Animating 3D C-iSCAT datasets with 3D script

To visualize our results in a more intuitively accessible fashion, we animated the 3D reconstructed structures of the ER tubular network. We employed 3D script as a plugin for ImageJ, which enables animation of z-stacks via a customized rendering algorithm65. In order to apply this method to our data, we first created virtual z-stacks from the obtained height maps. For the final rendering of the iso-surfaces, we used a Gaussian filter with σ = 2 in the z direction.

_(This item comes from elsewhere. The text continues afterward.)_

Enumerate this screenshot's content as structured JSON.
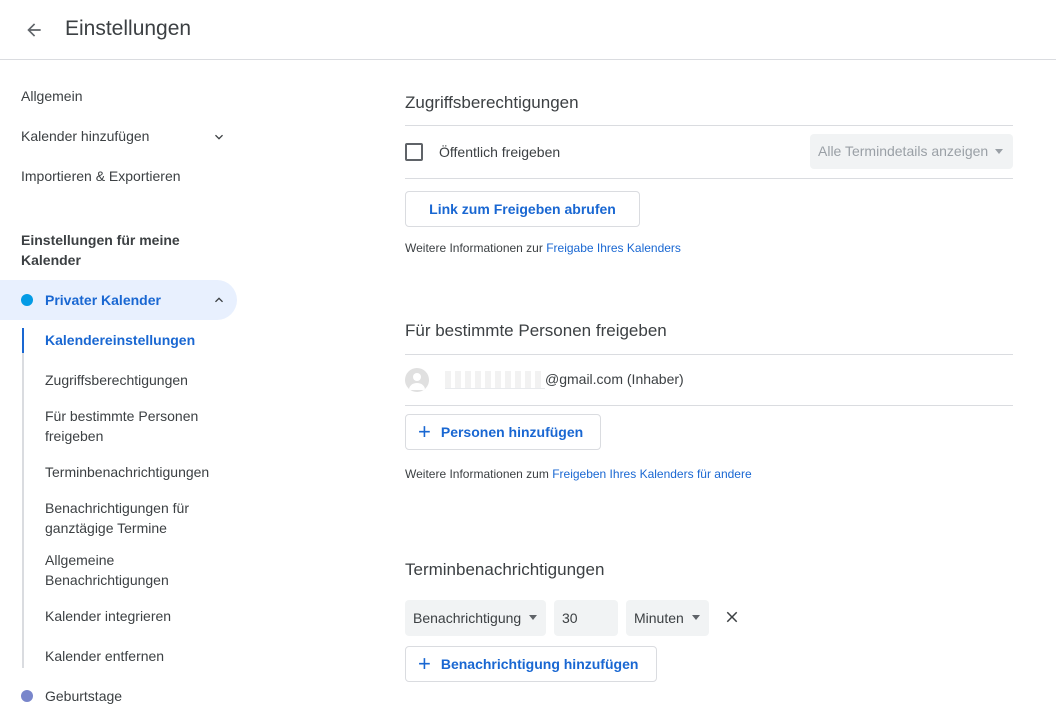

Statistics and reproducibility

The presented data show representative recordings of our experiments. We have repeated all measurements several times with different rounds of sample preparation. We obtained similar results for all experiments and they showed low statistical variation. For the characterization measurements with 100 nm fluorescence-labeled polystyrene beads (Fig. 1b–g and Supplementary Figs. 3 and 4) we imaged at least 50 individual particles from various FoVs. The chromium nanopillars were fabricated as a matrix with varying diameter and distance between each set of two pillars, where each combination of diameter and distance consists of a field of 4×4 replicates. For the experiments labeling the plasma membrane of COS-7 cells (Fig. 1k–n) we acquired more than 10 data sets, taken from more than three different cell culture dishes on different preparation days. For the experiments imaging the nuclear envelope in 3D (Fig. 2 and Supplementary Figs. 2, 1114) we acquired more than 20 data sets, taken from more than 6 different cell culture dishes on different preparation days For the experiments imaging the endoplasmic reticulum (Fig. 3 and Supplementary Figs. 15 and 16) we acquired more than 50 data sets, taken from more than 10 different cell culture dishes on different preparation days. For the experiments imaging the microtubules (Fig. 4) we acquired more than 10 data sets, which were taken from more than 5 different cell culture dishes on different preparation days. For the experiments imaging clathrin-coated pits (Fig. 5a–e) we acquired more than 10 data sets, taken from more than 3 different cell culture dishes on different preparation days. For the experiments imaging SARS-CoV-2 (Fig. 5f–k) we acquired more than 30 data sets, which were taken from more than 3 different cell culture dishes. For the fiber tip experiments to determine spherical aberration more than 20 measurements were performed with one tip (Supplementary Figs. 5 and 8) For the staircase experiments to determine the height extraction we measured more than 10 steps from one fabricated sample (Supplementary Fig. 10) For the fiber tip experiments to demonstrate the depth extension via an external reference more than 20 measurements were performed with one tip (Supplementary Fig. 18) For the experiments determining the phototoxicity of our method (Supplementary Fig. 19) we measured more than 25 cells, which were imaged on two separate days.

Reporting summary

Further information on research design is available in the Nature Portfolio Reporting Summary linked to this article.